Photo Credit: Long Island Sound Study
Economics of Commercial Bioextraction Feasibility Study
In the Fall of 2021, NEIWPCC, in cooperation with the LISS, the NYSDEC and its partners, invited proposals for the first phase of an economic study on bioextraction within the Long Island Sound. The purpose of this project is to determine the feasibility of commercial operations using seaweed and/or shellfish in the New York and Connecticut marine waters of the Long Island Sound for the express purpose of bioextraction. The results of the project, which is slated to begin this Spring, will make recommendations about the most economically viable species and markets (including non-food product uses) for bioextraction and help inform the development of a local bioextraction industry. A second phase of the study will provide more detailed economic and market information on the recommended markets and species.

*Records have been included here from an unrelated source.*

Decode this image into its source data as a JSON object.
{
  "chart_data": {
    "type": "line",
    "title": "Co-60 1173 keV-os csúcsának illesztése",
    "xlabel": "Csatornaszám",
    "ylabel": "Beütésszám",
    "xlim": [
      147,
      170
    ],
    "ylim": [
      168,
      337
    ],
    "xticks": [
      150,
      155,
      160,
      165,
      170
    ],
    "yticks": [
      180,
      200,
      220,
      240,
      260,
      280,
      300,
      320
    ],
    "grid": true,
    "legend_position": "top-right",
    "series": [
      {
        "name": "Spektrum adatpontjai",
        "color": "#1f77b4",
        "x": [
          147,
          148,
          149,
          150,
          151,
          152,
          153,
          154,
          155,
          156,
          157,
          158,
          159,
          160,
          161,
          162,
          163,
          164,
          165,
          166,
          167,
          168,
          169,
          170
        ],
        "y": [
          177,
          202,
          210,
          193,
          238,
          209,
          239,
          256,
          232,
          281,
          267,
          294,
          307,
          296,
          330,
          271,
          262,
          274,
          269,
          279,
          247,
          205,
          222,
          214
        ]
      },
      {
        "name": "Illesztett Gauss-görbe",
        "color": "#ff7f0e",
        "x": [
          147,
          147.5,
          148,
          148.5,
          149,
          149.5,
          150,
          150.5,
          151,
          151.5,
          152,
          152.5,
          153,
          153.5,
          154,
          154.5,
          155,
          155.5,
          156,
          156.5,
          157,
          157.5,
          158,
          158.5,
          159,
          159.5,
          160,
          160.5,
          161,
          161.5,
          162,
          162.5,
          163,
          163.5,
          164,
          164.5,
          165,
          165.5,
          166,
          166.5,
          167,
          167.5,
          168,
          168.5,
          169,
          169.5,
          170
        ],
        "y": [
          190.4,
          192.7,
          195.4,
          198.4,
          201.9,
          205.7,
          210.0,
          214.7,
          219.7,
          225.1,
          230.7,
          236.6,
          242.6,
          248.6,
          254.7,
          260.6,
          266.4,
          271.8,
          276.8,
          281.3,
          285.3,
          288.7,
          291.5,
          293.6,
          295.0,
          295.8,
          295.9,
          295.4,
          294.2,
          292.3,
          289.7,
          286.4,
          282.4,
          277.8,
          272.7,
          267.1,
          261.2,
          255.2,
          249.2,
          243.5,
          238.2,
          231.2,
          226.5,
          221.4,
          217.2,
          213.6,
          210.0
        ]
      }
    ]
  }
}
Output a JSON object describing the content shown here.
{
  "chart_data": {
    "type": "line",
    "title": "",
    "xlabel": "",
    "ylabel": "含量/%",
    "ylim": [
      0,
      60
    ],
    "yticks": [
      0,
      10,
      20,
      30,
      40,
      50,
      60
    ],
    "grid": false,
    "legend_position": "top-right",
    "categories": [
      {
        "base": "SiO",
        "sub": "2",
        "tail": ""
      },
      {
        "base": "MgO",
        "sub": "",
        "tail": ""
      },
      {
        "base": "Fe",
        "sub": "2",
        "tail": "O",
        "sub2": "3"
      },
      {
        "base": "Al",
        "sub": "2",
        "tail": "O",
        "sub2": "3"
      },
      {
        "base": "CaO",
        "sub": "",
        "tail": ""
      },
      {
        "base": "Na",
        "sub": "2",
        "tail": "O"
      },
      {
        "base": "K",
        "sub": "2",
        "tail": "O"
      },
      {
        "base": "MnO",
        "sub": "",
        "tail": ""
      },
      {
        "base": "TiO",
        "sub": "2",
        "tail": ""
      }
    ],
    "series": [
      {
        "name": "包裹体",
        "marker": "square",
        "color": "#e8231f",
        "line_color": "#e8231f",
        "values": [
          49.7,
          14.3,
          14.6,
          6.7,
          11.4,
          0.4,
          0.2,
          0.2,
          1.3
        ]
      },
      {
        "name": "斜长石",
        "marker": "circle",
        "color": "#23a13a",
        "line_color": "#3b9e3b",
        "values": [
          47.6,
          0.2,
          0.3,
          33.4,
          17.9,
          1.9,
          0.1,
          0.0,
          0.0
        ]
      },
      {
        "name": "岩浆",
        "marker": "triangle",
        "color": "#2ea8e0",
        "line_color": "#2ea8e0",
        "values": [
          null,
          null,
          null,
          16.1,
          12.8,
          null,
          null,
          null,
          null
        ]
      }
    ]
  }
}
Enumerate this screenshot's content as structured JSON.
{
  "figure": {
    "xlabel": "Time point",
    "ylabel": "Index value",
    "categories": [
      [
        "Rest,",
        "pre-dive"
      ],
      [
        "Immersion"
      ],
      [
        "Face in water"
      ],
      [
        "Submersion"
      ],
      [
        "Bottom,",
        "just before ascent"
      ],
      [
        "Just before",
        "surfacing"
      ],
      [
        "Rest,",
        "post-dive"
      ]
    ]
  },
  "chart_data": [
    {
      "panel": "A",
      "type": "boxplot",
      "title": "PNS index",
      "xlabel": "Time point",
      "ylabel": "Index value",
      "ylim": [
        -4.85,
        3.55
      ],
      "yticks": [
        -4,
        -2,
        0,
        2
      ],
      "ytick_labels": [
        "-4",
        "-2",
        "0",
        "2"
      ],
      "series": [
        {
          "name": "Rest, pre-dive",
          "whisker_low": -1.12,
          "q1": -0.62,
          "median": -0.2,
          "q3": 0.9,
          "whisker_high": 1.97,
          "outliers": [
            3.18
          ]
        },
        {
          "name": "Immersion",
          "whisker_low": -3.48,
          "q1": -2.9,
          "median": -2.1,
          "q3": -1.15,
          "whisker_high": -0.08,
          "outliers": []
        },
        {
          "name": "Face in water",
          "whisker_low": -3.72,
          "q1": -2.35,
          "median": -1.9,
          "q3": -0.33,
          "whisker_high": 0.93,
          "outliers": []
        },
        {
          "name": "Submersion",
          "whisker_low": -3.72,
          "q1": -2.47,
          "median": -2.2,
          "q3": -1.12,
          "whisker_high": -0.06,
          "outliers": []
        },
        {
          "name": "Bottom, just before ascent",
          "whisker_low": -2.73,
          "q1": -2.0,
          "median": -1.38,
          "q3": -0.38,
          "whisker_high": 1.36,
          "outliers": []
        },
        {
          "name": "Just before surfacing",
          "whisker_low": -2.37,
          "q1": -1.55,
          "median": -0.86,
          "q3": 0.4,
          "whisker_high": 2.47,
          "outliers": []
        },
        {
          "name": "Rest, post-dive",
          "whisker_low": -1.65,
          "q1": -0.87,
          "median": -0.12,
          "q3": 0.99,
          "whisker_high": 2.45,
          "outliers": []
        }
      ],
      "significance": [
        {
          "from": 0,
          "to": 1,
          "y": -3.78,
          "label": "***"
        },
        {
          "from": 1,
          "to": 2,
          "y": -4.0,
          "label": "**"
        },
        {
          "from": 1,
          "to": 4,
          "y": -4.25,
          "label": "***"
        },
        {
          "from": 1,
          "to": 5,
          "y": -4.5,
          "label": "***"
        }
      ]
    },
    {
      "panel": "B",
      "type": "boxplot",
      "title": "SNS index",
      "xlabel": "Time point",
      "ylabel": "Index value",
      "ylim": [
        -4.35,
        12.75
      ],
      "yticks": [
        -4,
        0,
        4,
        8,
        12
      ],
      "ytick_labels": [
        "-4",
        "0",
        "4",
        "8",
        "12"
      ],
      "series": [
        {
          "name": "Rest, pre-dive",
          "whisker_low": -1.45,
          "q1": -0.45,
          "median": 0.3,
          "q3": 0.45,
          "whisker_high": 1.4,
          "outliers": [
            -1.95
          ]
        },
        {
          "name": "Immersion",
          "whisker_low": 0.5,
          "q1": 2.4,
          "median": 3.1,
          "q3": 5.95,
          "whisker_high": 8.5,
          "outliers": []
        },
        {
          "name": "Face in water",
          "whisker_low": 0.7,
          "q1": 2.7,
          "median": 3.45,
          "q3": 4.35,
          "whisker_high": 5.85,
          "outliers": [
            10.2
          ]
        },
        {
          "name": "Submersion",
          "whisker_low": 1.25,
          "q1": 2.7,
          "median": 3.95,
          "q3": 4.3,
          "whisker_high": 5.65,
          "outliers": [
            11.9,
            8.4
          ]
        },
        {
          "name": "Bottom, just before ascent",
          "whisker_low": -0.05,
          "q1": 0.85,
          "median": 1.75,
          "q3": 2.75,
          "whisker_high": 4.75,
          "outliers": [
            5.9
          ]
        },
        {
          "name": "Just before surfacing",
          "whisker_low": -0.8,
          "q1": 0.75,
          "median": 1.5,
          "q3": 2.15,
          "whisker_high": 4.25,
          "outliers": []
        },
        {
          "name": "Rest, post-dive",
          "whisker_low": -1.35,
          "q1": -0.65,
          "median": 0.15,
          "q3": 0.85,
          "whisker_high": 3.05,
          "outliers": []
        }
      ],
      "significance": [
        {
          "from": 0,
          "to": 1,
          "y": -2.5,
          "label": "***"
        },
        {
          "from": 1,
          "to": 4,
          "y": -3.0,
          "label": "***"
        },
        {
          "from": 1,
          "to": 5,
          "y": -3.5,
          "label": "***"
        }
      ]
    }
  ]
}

Phase 1 of the study is expected to be complete in early 2023.
GIS Tool to Help Identify Suitable Sites for Bioextraction
The New York and Connecticut Shellfish and Seaweed Aquaculture Viewer is an interactive online map developed to aid in the identification of potential locations for shellfish and seaweed farms within New York’s marine and coastal district and Connecticut’s coastal area. The map, which provides detailed information on natural resources, environmental conditions, navigation, regulatory requirements, and potential use conflicts is available on the Long Island Sound Study website along with a Story Map guide to introduce users to the Viewer. The goal of the tool is to assist prospective, new or current aquaculture growers in siting new or expanding existing shellfish or seaweed operations and bioextraction projects.